J'ai perdu ma poule
- 13 juin 2023
- 2 min de lecture

Dans le coeur battant d’une pittoresque province française, il y avait un village breton. Niché parmi les champs de blé et les vergers de pommiers, le petit hameau était animé par les conversations des habitants, les sons des cloches de l'église et de temps à autres, par la mélodie rythmée du biniou. Et puis, il y avait Marcel.
Marcel était un homme robuste, aux cheveux ébouriffés et au sourire doux. Sa fidèle compagne était Claudette - pas une dame, mais une poule au plumage somptueux. Chaque matin, on pouvait voir Marcel chevauchant son vélo rouillé, Claudette fièrement installée dans le panier.
"Ça sent la rose et le lilas", disait Marcel à Claudette alors qu'ils passaient devant les jardins fleuris.
Les villageois riaient. "Marcel, tu es fou!" se moquaient-ils
Un jour, dans la douce pénombre de son humble demeure couvert d’ardoises, Marcel s’assoupit devant la télé qui rediffusait un épisode de « L’amour est dans le pré ». Les odeurs de galettes s'infiltraient par la fenêtre. Il rêva. Claudette avait disparu.

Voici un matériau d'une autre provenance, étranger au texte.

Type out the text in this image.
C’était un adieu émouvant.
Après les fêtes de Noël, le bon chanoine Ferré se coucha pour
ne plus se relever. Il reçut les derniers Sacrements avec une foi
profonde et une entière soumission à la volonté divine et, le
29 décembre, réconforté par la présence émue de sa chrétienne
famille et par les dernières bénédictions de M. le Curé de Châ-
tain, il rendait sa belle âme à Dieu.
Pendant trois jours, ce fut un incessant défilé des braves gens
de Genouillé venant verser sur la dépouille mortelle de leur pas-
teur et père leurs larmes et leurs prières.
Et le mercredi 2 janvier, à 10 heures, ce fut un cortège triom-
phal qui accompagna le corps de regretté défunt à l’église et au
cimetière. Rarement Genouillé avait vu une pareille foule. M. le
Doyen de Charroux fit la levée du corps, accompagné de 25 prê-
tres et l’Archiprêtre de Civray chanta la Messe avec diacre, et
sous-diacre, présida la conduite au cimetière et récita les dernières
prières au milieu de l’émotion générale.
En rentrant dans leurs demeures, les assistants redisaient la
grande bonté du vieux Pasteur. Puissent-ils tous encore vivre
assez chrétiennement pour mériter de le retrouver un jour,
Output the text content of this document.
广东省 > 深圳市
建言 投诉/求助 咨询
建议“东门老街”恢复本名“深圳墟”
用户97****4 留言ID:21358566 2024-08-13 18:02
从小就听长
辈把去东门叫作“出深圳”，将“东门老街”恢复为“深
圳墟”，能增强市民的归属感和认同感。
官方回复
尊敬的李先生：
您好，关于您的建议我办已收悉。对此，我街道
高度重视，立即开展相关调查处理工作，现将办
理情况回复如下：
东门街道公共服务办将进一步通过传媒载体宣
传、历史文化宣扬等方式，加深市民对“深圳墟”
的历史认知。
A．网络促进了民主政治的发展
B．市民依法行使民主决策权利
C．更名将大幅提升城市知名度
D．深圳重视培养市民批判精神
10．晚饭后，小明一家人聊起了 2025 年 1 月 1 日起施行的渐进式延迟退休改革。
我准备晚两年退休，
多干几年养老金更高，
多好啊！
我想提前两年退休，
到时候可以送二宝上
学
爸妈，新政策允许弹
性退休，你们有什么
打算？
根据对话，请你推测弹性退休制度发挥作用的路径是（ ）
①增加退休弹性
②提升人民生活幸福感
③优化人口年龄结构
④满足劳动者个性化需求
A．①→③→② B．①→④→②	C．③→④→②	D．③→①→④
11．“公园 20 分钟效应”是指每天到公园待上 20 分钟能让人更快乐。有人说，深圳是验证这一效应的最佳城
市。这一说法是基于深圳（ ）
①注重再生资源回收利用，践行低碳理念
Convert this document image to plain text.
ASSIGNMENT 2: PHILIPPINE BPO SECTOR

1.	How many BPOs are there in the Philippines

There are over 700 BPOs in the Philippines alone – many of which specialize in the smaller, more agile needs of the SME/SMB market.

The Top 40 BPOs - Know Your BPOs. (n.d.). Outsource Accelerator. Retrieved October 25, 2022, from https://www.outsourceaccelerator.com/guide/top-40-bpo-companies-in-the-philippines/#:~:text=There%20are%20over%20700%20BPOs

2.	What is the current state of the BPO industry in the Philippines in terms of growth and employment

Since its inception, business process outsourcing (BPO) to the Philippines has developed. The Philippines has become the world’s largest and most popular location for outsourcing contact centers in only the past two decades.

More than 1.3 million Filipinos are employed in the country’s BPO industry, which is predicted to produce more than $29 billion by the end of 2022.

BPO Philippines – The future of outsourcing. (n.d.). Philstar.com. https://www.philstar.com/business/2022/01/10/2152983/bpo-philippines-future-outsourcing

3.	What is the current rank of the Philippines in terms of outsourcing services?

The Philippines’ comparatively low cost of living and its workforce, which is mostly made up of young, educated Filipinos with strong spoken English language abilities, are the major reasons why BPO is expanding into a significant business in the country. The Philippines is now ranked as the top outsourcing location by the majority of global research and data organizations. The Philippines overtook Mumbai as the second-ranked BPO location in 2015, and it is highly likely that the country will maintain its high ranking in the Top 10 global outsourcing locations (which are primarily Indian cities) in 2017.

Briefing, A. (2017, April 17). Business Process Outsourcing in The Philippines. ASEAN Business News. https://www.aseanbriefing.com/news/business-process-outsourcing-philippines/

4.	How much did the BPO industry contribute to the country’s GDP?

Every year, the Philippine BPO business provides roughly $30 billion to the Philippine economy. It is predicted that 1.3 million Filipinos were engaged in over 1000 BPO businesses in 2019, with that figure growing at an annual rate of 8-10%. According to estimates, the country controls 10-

"Non!" cria-t-il dans son rêve.
Il courut à travers champs, les effluves de terre mouillée emplissant l'air. Il pouvait entendre des voix chuchoter et des feuilles bruire sous ses pieds. Marcel se réveilla en sueurs. Il courut dehors. Claudette était là, picorant tranquillement. Un soupir de soulagement.
"Je ne peux pas te perdre", murmura-t-il.
Le lendemain était différent. Les oiseaux chantaient plus fort et les couleurs semblaient plus vives. Marcel décida d’aller parler au vieux coupeur de feu du village, Monsieur Titouan qui se targuait d’interpréter les signes. Dans la petite maisonnette, sombre et basse, les murs étaient recouverts d’outils anciens : un fléau surveillait une fourche, un croc à goémon faisait bon ménage avec un semoir. La cheminée à l’insert constellé de lézardes, sentait la cendre humide.
"Titouan, j’ai peur de perdre Claudette," avoua Marcel. Monsieur Titouan, les yeux abrités sous d’épais sourcils , sourit. “Marcel, ta poule représente plus qu’une compagne.” Et soudain la voix de l’ancien agriculteur se transforma, se fit plus ferme et comme s’il était devenu une autre personne, il professa d’une voix docte : « ta peur de perdre Claudette, ta poule, reflète une anxiété sous- jacente concernant les pertes ou le jugement des autres. Il peut s’agir également de l’expression d’un sentiment de culpabilité liée à un acte enfoui dans ton subconscient ». Marcel en resta pantois ; jamais il n’avait entendu débiter autant de sciences qui dans son esprit s’égrenaient comme des fadaises. Il ne devait jamais remettre les pieds chez Monsieur Titouan.
Le printemps se transforma en été. Les rires et les odeurs de la nature remplissaient l'air. Des coups de feu retentissaient ici et là et faisaient le cauchemar des chevreuils qui bondissaient à travers champs. Marcel et Claudette continuèrent leurs promenades, indifférents aux moqueries, et roulaient sur les chemins environnants sans crainte du jugement dernier.